Fri, April 10, 3:45 to 5:15pm PDT (3:45 to 5:15pm PDT), Los Angeles Convention Center, Floor: Level Two, Room 303A

Abstract

Objective:
This paper examines how the racial ideologies and racialized positions that recently-arrived Latin American and Indigenous migrant youth carry with them into classrooms intersect with their racialization within the US and with their layered precarities (e.g. as migrants, as workers), to shape how they engage in learning about race, power, and solidarity in high school Ethnic Studies classrooms. I do this by paying attention to student discourse and meaning-making around racism—how they read the world racially.

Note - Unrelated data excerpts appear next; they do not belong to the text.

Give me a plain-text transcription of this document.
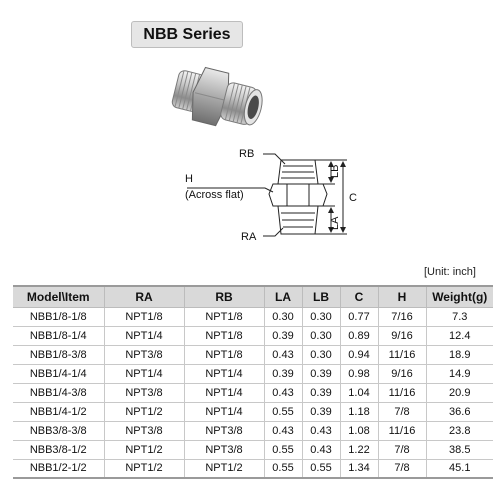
NBB Series
RB
H
(Across flat)
RA
LB
LA
C
[Unit: inch]
Model\Item	RA	RB	LA	LB	C	H	Weight(g)
NBB1/8-1/8	NPT1/8	NPT1/8	0.30	0.30	0.77	7/16	7.3
NBB1/8-1/4	NPT1/4	NPT1/8	0.39	0.30	0.89	9/16	12.4
NBB1/8-3/8	NPT3/8	NPT1/8	0.43	0.30	0.94	11/16	18.9
NBB1/4-1/4	NPT1/4	NPT1/4	0.39	0.39	0.98	9/16	14.9
NBB1/4-3/8	NPT3/8	NPT1/4	0.43	0.39	1.04	11/16	20.9
NBB1/4-1/2	NPT1/2	NPT1/4	0.55	0.39	1.18	7/8	36.6
NBB3/8-3/8	NPT3/8	NPT3/8	0.43	0.43	1.08	11/16	23.8
NBB3/8-1/2	NPT1/2	NPT3/8	0.55	0.43	1.22	7/8	38.5
NBB1/2-1/2	NPT1/2	NPT1/2	0.55	0.55	1.34	7/8	45.1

In doing so, I offer contributions around teaching about race and racism with migrant youth amidst a complex political climate.

Frameworks:
I bridge sociocultural theories of racial literacies (Chávez-Moreno, 2022; Guinier, 2004) with sociological theories of transnational racialization, including racial baggage (Zamora, 2022) and racialized illegality (De Genova, 2002; Menjívar, 2021) to advance a framework of transnational racial literacies (TRL). TRL are shaped by both the racial ideologies migrants have “carried” with them from their contexts of origin (e.g., mestizaje ideology) and the racialization they experience as migrants–especially (though not exceptionally) under the second Trump presidency. Pedagogies seeking to develop students’ racial literacies towards critical consciousness and solidarity must therefore take these intersecting processes into consideration.

Methods & Sources:
I draw from ethnographic data collected over 10 months in two high school Ethnic Studies classrooms in Northern California that exclusively serve recently-arrived immigrant youth. Students had all arrived to California within the last 5 years from Guatemala, Honduras, El Salvador, Costa Rica, and Chile, and spoke Spanish, K’iche, and/or Mam. Students had various educational backgrounds and a range of (sometimes shifting) legal statuses, including asylum seeker, unaccompanied minor, temporary protected status, undocumented, and/or legal permanent resident. Data sources include field notes, transcripts of semi-structured interviews with 13 students, curricular materials, and students’ written work. Analysis of ethnographic data was iterative and involved multiple rounds of inductive, deductive, and thematic coding (Saldaña, 2013).

Findings:
My findings focus on three dimensions of students’ TRL: how students 1) locate, 2) define, and 3) anticipate racism. These practices are rooted in both the racial ideologies they carry with them from Latin American contexts and in their experiences as migrants living in violently anti-immigrant times. Their sense-making is necessarily transnational and translingual—drawing upon the social narratives (e.g. racism as non-existent), linguistic frames (e.g. “negra is a bad word”) and figures (e.g. “los nacidos acá/those who were born here”) that have become available to them across the varied racial geographies that they traverse. Thus, I argue that critical pedagogies that aim to teach students about racism must take a transnational perspective, drawing upon students’ lived experiences, concerns, and curiosities to develop their TRL.

Significance:
This work deepens our understanding of Latin American and Indigenous migrant youths’ racial learning, challenging homogenizing narratives about students often clumped together as “Latino/Hispanic” in U.S. schools. It also offers important insights into pedagogies of racial literacies–how teachers teach about racism, power, and solidarity in classrooms serving increasingly diverse learners who bring intersectional identities to classrooms.